The highest dose of a solifenatsin which was used by volunteers made 100 mg in the form of a single dose. At this dose the following side effects were most often noted: a headache (easy), dryness in a mouth (moderate), dizziness (moderate), drowsiness (easy) and an ambiguity of sight (moderate). About cases of acute overdoses it was not reported.
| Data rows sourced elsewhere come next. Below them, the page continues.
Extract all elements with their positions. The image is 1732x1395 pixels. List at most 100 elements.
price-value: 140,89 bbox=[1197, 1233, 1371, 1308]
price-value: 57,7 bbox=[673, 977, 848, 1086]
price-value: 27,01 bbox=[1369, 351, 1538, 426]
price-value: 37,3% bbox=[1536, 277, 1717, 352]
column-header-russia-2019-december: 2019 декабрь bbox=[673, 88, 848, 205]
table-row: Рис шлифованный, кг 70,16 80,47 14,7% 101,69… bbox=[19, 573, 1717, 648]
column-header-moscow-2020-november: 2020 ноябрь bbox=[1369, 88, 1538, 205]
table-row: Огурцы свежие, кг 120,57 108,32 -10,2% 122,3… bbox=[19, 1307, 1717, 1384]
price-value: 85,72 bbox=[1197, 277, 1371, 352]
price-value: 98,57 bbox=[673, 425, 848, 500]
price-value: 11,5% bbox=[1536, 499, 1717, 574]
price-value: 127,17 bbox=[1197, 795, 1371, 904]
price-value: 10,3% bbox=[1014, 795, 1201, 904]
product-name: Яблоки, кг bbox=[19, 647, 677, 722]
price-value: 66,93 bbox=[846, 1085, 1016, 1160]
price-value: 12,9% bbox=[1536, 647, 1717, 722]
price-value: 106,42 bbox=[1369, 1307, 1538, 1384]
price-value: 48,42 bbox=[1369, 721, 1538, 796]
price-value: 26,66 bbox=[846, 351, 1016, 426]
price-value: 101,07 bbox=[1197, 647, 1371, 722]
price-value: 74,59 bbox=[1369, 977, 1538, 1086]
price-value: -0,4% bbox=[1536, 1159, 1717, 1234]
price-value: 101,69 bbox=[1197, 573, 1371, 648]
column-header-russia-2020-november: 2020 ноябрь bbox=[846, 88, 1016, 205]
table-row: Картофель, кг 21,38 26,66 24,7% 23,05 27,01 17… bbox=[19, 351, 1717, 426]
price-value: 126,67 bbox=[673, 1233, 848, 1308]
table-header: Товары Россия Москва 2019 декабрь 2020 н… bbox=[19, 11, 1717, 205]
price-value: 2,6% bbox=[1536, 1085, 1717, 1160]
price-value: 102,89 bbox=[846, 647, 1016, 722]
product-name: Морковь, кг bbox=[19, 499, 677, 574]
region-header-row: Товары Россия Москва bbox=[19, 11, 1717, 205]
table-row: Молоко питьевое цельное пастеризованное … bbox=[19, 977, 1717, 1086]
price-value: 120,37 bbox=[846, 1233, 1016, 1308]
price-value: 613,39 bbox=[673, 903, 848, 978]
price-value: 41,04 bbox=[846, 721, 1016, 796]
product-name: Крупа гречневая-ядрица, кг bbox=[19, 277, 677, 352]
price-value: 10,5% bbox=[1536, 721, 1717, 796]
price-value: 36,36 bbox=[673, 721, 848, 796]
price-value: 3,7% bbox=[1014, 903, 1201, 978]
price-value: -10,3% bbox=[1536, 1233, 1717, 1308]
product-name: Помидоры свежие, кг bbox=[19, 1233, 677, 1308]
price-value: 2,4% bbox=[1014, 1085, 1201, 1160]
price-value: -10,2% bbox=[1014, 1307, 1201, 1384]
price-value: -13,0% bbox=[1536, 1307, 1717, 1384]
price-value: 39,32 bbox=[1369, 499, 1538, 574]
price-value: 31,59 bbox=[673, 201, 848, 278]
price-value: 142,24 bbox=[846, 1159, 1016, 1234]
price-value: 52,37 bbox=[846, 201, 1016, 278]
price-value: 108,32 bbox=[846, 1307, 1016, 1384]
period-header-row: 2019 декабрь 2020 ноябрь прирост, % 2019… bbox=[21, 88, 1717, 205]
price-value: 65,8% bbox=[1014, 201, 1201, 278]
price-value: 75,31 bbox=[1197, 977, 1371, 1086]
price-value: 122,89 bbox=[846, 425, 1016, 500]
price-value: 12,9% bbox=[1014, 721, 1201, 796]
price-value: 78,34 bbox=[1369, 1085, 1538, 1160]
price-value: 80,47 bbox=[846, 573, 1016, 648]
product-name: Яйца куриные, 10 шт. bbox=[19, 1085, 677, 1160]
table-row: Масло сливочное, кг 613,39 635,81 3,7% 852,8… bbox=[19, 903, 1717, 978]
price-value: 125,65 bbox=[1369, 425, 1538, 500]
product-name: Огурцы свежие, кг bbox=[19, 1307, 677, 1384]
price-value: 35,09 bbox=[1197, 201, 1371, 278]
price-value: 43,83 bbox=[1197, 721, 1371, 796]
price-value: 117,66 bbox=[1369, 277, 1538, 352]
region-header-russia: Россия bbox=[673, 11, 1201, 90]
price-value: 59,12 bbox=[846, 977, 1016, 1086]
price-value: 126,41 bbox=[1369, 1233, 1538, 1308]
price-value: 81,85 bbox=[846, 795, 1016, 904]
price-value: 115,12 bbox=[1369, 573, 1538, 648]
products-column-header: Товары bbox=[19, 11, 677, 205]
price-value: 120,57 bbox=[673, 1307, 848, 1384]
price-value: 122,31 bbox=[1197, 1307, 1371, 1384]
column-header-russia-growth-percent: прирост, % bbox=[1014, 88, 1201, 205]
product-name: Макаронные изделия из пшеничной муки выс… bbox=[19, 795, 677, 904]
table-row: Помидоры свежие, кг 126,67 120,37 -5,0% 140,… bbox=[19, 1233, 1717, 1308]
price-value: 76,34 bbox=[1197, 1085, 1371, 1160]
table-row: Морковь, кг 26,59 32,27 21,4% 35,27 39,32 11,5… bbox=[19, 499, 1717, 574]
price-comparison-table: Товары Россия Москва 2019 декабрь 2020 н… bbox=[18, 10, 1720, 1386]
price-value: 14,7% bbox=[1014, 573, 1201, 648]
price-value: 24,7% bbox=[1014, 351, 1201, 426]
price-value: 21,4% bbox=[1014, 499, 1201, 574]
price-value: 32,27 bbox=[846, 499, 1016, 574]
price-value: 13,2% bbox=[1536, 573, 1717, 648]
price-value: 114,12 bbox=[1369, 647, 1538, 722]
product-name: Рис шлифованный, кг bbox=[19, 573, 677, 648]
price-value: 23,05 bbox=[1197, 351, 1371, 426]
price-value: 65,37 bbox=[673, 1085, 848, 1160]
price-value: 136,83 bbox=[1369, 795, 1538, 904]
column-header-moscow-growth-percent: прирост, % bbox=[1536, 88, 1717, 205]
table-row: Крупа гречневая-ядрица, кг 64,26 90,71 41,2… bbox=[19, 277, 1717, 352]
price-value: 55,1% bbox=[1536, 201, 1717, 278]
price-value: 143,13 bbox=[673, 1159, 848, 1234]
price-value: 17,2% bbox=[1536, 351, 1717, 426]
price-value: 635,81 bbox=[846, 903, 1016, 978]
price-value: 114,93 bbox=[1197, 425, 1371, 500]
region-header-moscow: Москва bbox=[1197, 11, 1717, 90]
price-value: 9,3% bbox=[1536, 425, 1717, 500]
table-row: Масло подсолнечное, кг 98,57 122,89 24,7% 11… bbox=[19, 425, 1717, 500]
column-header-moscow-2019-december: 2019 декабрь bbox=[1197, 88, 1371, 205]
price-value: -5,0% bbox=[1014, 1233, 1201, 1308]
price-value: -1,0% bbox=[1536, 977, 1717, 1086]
In cases of overdose it is necessary to appoint absorbent carbon, to make a gastric lavage, but it is not necessary to cause vomiting.
As well as in cases of overdose of other anticholinergics, symptoms it is necessary to treat as follows:
• at heavy anticholinergic effects of the central action (a hallucination, the expressed excitability) – physostigmine or карбахол;
• at spasms or the expressed excitability – benzodiazepines;
• at respiratory insufficiency – an artificial respiration;
• at tachycardia – beta-blockers;
• at an urination delay – catheterization;
• at a mydriasis – to dig in Pilocarpinum in eyes and/or to place the patient in the dark room.
As well as in case of overdose of other anticholinergic drugs, special attention should be paid to patients with the established risk of lengthening of an interval of QT (i.e. at a hypopotassemia, bradycardia and at a concomitant use of the drugs causing lengthenings of an interval of QT) and to patients with heart diseases (ischemia of a myocardium, arrhythmia, congestive heart failure).

Storage conditions:

To store at a temperature not above 25 °C in the place, unavailable to children. Period of validity 3 years. 
Препарат it is not necessary to apply after the period of validity specified on packaging.

Issue conditions:

According to the recipe

Packaging:

On 10 tablets in the blister, on 1 or 3 blisters in a cardboard pack with the application instruction.